Investment Strategies

There's More To ETFs Than Meets The Eye

Tom Burroughes Editor London 30 October 2008

There's More To ETFs Than Meets The Eye

Another acronym has been added to the alphabet soup of terms in the wealth industry in recent years – ETFs, or exchange traded funds. But just as this term gained popular currency, it might be necessary to replace “ETF” with another acronym as the sector rapidly expands in sometimes confusing ways.

Barclays Global Investors – the world’s biggest provider of ETFs via its iShares brand - reckons that a more appropriate term for that industry should be exchange traded products (ETPs), since not all exchange-listed vehicles are funds, and carry different structures and can come with varying tax treatments and importantly with varying  risks. Eleanor Hope-Bell, head of wealth management sales at iShares, explained to WealthBriefing some of the issues in the market.

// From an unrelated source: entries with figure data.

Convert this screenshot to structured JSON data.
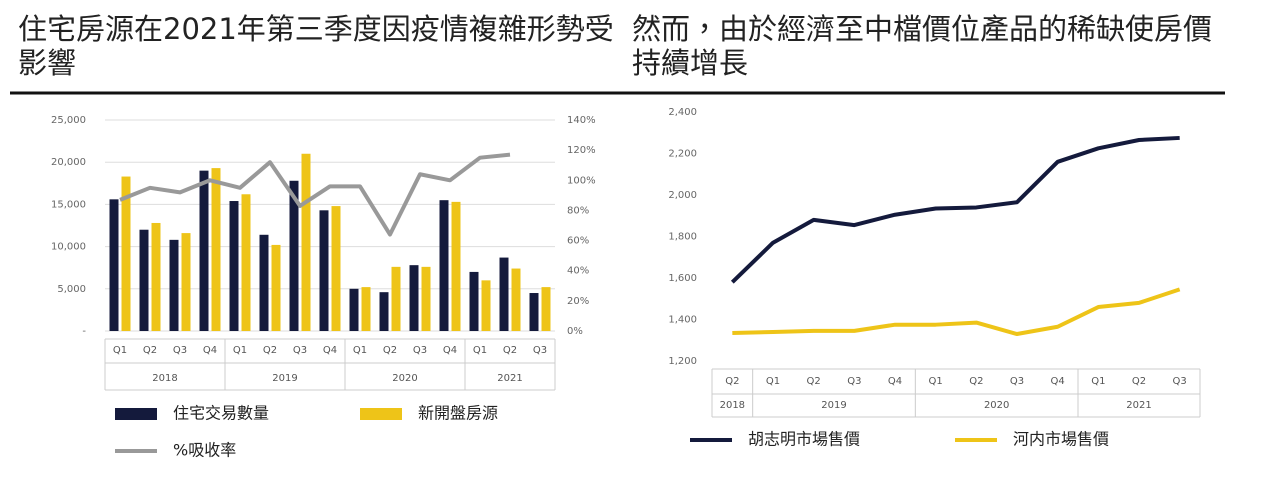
{
  "chart_data": [
    {
      "type": "bar",
      "title": "住宅房源在2021年第三季度因疫情複雜形勢受影響",
      "categories": [
        "Q1",
        "Q2",
        "Q3",
        "Q4",
        "Q1",
        "Q2",
        "Q3",
        "Q4",
        "Q1",
        "Q2",
        "Q3",
        "Q4",
        "Q1",
        "Q2",
        "Q3"
      ],
      "category_years": [
        "2018",
        null,
        null,
        null,
        "2019",
        null,
        null,
        null,
        "2020",
        null,
        null,
        null,
        "2021",
        null,
        null
      ],
      "series": [
        {
          "name": "住宅交易數量",
          "color": "#141a3c",
          "values": [
            15600,
            12000,
            10800,
            19000,
            15400,
            11400,
            17800,
            14300,
            5000,
            4600,
            7800,
            15500,
            7000,
            8700,
            4500
          ]
        },
        {
          "name": "新開盤房源",
          "color": "#eec418",
          "values": [
            18300,
            12800,
            11600,
            19300,
            16200,
            10200,
            21000,
            14800,
            5200,
            7600,
            7600,
            15300,
            6000,
            7400,
            5200
          ]
        },
        {
          "name": "%吸收率",
          "color": "#999999",
          "type": "line",
          "axis": "y2",
          "values": [
            87,
            95,
            92,
            100,
            95,
            112,
            83,
            96,
            96,
            64,
            104,
            100,
            115,
            117,
            null
          ]
        }
      ],
      "ylim": [
        0,
        25000
      ],
      "yticks": [
        {
          "value": 0,
          "label": "-"
        },
        {
          "value": 5000,
          "label": "5,000"
        },
        {
          "value": 10000,
          "label": "10,000"
        },
        {
          "value": 15000,
          "label": "15,000"
        },
        {
          "value": 20000,
          "label": "20,000"
        },
        {
          "value": 25000,
          "label": "25,000"
        }
      ],
      "y2lim": [
        0,
        140
      ],
      "y2ticks": [
        {
          "value": 0,
          "label": "0%"
        },
        {
          "value": 20,
          "label": "20%"
        },
        {
          "value": 40,
          "label": "40%"
        },
        {
          "value": 60,
          "label": "60%"
        },
        {
          "value": 80,
          "label": "80%"
        },
        {
          "value": 100,
          "label": "100%"
        },
        {
          "value": 120,
          "label": "120%"
        },
        {
          "value": 140,
          "label": "140%"
        }
      ],
      "grid": true
    },
    {
      "type": "line",
      "title": "然而，由於經濟至中檔價位產品的稀缺使房價持續增長",
      "categories": [
        "Q2",
        "Q1",
        "Q2",
        "Q3",
        "Q4",
        "Q1",
        "Q2",
        "Q3",
        "Q4",
        "Q1",
        "Q2",
        "Q3"
      ],
      "category_years": [
        "2018",
        "2019",
        null,
        null,
        null,
        "2020",
        null,
        null,
        null,
        "2021",
        null,
        null
      ],
      "series": [
        {
          "name": "胡志明市場售價",
          "color": "#141a3c",
          "values": [
            1580,
            1770,
            1880,
            1855,
            1905,
            1935,
            1940,
            1965,
            2160,
            2225,
            2265,
            2275
          ]
        },
        {
          "name": "河内市場售價",
          "color": "#eec418",
          "values": [
            1335,
            1340,
            1345,
            1345,
            1375,
            1375,
            1385,
            1330,
            1365,
            1460,
            1480,
            1545
          ]
        }
      ],
      "ylim": [
        1200,
        2400
      ],
      "yticks": [
        {
          "value": 1200,
          "label": "1,200"
        },
        {
          "value": 1400,
          "label": "1,400"
        },
        {
          "value": 1600,
          "label": "1,600"
        },
        {
          "value": 1800,
          "label": "1,800"
        },
        {
          "value": 2000,
          "label": "2,000"
        },
        {
          "value": 2200,
          "label": "2,200"
        },
        {
          "value": 2400,
          "label": "2,400"
        }
      ],
      "grid": false
    }
  ]
}
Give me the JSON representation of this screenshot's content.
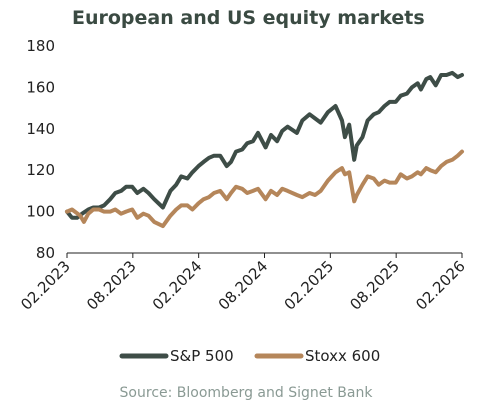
{
  "chart_data": {
    "type": "line",
    "title": "European and US equity markets",
    "xlabel": "",
    "ylabel": "",
    "ylim": [
      80,
      180
    ],
    "yticks": [
      80,
      100,
      120,
      140,
      160,
      180
    ],
    "xticks": [
      "02.2023",
      "08.2023",
      "02.2024",
      "08.2024",
      "02.2025",
      "08.2025",
      "02.2026"
    ],
    "grid": false,
    "legend_position": "bottom",
    "series": [
      {
        "name": "S&P 500",
        "color": "#3e4d47",
        "points": [
          [
            "2023-02-01",
            100
          ],
          [
            "2023-02-15",
            97
          ],
          [
            "2023-03-01",
            97
          ],
          [
            "2023-03-15",
            99
          ],
          [
            "2023-04-01",
            101
          ],
          [
            "2023-04-15",
            102
          ],
          [
            "2023-05-01",
            102
          ],
          [
            "2023-05-15",
            103
          ],
          [
            "2023-06-01",
            106
          ],
          [
            "2023-06-15",
            109
          ],
          [
            "2023-07-01",
            110
          ],
          [
            "2023-07-15",
            112
          ],
          [
            "2023-08-01",
            112
          ],
          [
            "2023-08-15",
            109
          ],
          [
            "2023-09-01",
            111
          ],
          [
            "2023-09-15",
            109
          ],
          [
            "2023-10-01",
            106
          ],
          [
            "2023-10-25",
            102
          ],
          [
            "2023-11-15",
            110
          ],
          [
            "2023-12-01",
            113
          ],
          [
            "2023-12-15",
            117
          ],
          [
            "2024-01-01",
            116
          ],
          [
            "2024-01-15",
            119
          ],
          [
            "2024-02-01",
            122
          ],
          [
            "2024-02-15",
            124
          ],
          [
            "2024-03-01",
            126
          ],
          [
            "2024-03-15",
            127
          ],
          [
            "2024-04-01",
            127
          ],
          [
            "2024-04-19",
            122
          ],
          [
            "2024-05-01",
            124
          ],
          [
            "2024-05-15",
            129
          ],
          [
            "2024-06-01",
            130
          ],
          [
            "2024-06-15",
            133
          ],
          [
            "2024-07-01",
            134
          ],
          [
            "2024-07-15",
            138
          ],
          [
            "2024-08-05",
            131
          ],
          [
            "2024-08-20",
            137
          ],
          [
            "2024-09-06",
            134
          ],
          [
            "2024-09-20",
            139
          ],
          [
            "2024-10-05",
            141
          ],
          [
            "2024-10-31",
            138
          ],
          [
            "2024-11-15",
            144
          ],
          [
            "2024-12-05",
            147
          ],
          [
            "2024-12-20",
            145
          ],
          [
            "2025-01-05",
            143
          ],
          [
            "2025-01-25",
            148
          ],
          [
            "2025-02-15",
            151
          ],
          [
            "2025-03-05",
            144
          ],
          [
            "2025-03-13",
            136
          ],
          [
            "2025-03-25",
            142
          ],
          [
            "2025-04-08",
            125
          ],
          [
            "2025-04-15",
            132
          ],
          [
            "2025-05-01",
            136
          ],
          [
            "2025-05-15",
            144
          ],
          [
            "2025-06-01",
            147
          ],
          [
            "2025-06-15",
            148
          ],
          [
            "2025-07-01",
            151
          ],
          [
            "2025-07-15",
            153
          ],
          [
            "2025-08-01",
            153
          ],
          [
            "2025-08-15",
            156
          ],
          [
            "2025-09-01",
            157
          ],
          [
            "2025-09-15",
            160
          ],
          [
            "2025-10-01",
            162
          ],
          [
            "2025-10-10",
            159
          ],
          [
            "2025-10-25",
            164
          ],
          [
            "2025-11-05",
            165
          ],
          [
            "2025-11-20",
            161
          ],
          [
            "2025-12-05",
            166
          ],
          [
            "2025-12-20",
            166
          ],
          [
            "2026-01-05",
            167
          ],
          [
            "2026-01-20",
            165
          ],
          [
            "2026-02-01",
            166
          ]
        ]
      },
      {
        "name": "Stoxx 600",
        "color": "#b5865a",
        "points": [
          [
            "2023-02-01",
            100
          ],
          [
            "2023-02-15",
            101
          ],
          [
            "2023-03-10",
            98
          ],
          [
            "2023-03-20",
            95
          ],
          [
            "2023-04-01",
            99
          ],
          [
            "2023-04-15",
            101
          ],
          [
            "2023-05-01",
            101
          ],
          [
            "2023-05-15",
            100
          ],
          [
            "2023-06-01",
            100
          ],
          [
            "2023-06-15",
            101
          ],
          [
            "2023-07-01",
            99
          ],
          [
            "2023-07-15",
            100
          ],
          [
            "2023-08-01",
            101
          ],
          [
            "2023-08-15",
            97
          ],
          [
            "2023-09-01",
            99
          ],
          [
            "2023-09-15",
            98
          ],
          [
            "2023-10-01",
            95
          ],
          [
            "2023-10-25",
            93
          ],
          [
            "2023-11-15",
            98
          ],
          [
            "2023-12-01",
            101
          ],
          [
            "2023-12-15",
            103
          ],
          [
            "2024-01-01",
            103
          ],
          [
            "2024-01-15",
            101
          ],
          [
            "2024-02-01",
            104
          ],
          [
            "2024-02-15",
            106
          ],
          [
            "2024-03-01",
            107
          ],
          [
            "2024-03-15",
            109
          ],
          [
            "2024-04-01",
            110
          ],
          [
            "2024-04-19",
            106
          ],
          [
            "2024-05-01",
            109
          ],
          [
            "2024-05-15",
            112
          ],
          [
            "2024-06-01",
            111
          ],
          [
            "2024-06-15",
            109
          ],
          [
            "2024-07-01",
            110
          ],
          [
            "2024-07-15",
            111
          ],
          [
            "2024-08-05",
            106
          ],
          [
            "2024-08-20",
            110
          ],
          [
            "2024-09-06",
            108
          ],
          [
            "2024-09-20",
            111
          ],
          [
            "2024-10-05",
            110
          ],
          [
            "2024-10-31",
            108
          ],
          [
            "2024-11-15",
            107
          ],
          [
            "2024-12-05",
            109
          ],
          [
            "2024-12-20",
            108
          ],
          [
            "2025-01-05",
            110
          ],
          [
            "2025-01-25",
            115
          ],
          [
            "2025-02-15",
            119
          ],
          [
            "2025-03-05",
            121
          ],
          [
            "2025-03-13",
            118
          ],
          [
            "2025-03-25",
            119
          ],
          [
            "2025-04-08",
            105
          ],
          [
            "2025-04-15",
            108
          ],
          [
            "2025-05-01",
            113
          ],
          [
            "2025-05-15",
            117
          ],
          [
            "2025-06-01",
            116
          ],
          [
            "2025-06-15",
            113
          ],
          [
            "2025-07-01",
            115
          ],
          [
            "2025-07-15",
            114
          ],
          [
            "2025-08-01",
            114
          ],
          [
            "2025-08-15",
            118
          ],
          [
            "2025-09-01",
            116
          ],
          [
            "2025-09-15",
            117
          ],
          [
            "2025-10-01",
            119
          ],
          [
            "2025-10-10",
            118
          ],
          [
            "2025-10-25",
            121
          ],
          [
            "2025-11-05",
            120
          ],
          [
            "2025-11-20",
            119
          ],
          [
            "2025-12-05",
            122
          ],
          [
            "2025-12-20",
            124
          ],
          [
            "2026-01-05",
            125
          ],
          [
            "2026-01-20",
            127
          ],
          [
            "2026-02-01",
            129
          ]
        ]
      }
    ],
    "source": "Source: Bloomberg and Signet Bank"
  }
}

BGI is, understandably, an evangelist about the sector in which it is such a large player. It recently launched an education programme about the market under the tagline “Not all ETFs are created equal” in a move to promote use of these instruments, show how they work and how they differ.

The profusion of terms can certainly cause confusion. As well as exchange traded funds, there are exchange traded notes (ETNs) and exchange traded commodities (ETCs). ETNs are debt instruments and are not funds, but they do share several characteristics with ETFs, as both structures are linked to the return of a benchmark index and trade on exchanges. The value of ETNs will also be affected by the counterparty’s debt credit rating. Exchange traded commodities are ETNs and specifically track indices of commodities or single commodities such as gold.

Not all products starting with the words “exchange traded” are the same, either in how they are composed or what sort of risks investors may run. With ETFs, a market that has been running since the early 1990s, they take two main forms: physical ETFs and swap-based ETFs.

A physical ETF, sometimes also called a cash-based ETF or an in-specie ETF, holds a basket of assets, such as equities, that are in the index.

Its aim is to accurately represent and track that index, such as the S&P 500 or the FTSE 100. Such funds are open-ended, or in other words, ETF providers can issue new tranches of shares as well as redeem existing shares in issue in response to demand. As a result there is no problem with ETFs trading at a discount to the net asset value of their assets, as often happens in closed-ended funds such as investment trusts.

Not all physical ETFs hold every single component of an index, particularly where indices are made up of thousands of companies, as is the case with some of the Morgan Stanley Capital International benchmarks (MSCI), for example. Instead, an “optimised ETF”, unlike a “fully-replicated ETF”, will hold a representative number of underlying index components, which is regularly adjusted, to deliver the returns from an index as faithfully as possible.

With swap-based ETFs, meanwhile, the fund does not hold securities that are in an underlying index. Rather, the fund provider will receive from a counterparty, usually an investment bank, the performance of an index such as the FTSE 100 in return for giving the counterparty or counterparties the return on its basket of securities which can, and often is, unrelated to the underlying securities in the index.

With all ETFs, there is some difference between the returns on an index and the ETF that is linked to it, due to transaction costs, for example. ETFs can also be only as liquid as the underlying market they are based on, although ETFs have also boosted market liquidity as a whole by drawing in new sources of investment.

The statistics on the scale of the sector are impressive: the ETF market has grown at a hectic pace since these products were first rolled out in the US in 1993. According to Deborah Fuhr, who recently joined BGI as global head of research and implementation strategy into this sector from Morgan Stanley, there are now a total of 1,499 exchange traded funds – as of the end of the third quarter of this year - with 2,494 listings worldwide and assets of $764.08 billion.

BGI works with intermediaries such as private banks and brokerages rather distribute directly to individual investors. The recent market turmoil has intensified focus on the ETF sector and on exchange traded products of all kinds. Within ETFs, the financial crisis has driven demand for particular ETF sectors, such as fixed income. “Our cash and fixed income range has seen an enormous amount of interest as investors exhibit flight to quality with recent market conditions,” Ms Hope-Bell said.

Not all products that carry the prefix “exchange traded” are the same, and as the market is buffeted by the cold blast of the market turmoil, keeping on top of the detail will prove particularly important for investors and financial professionals alike.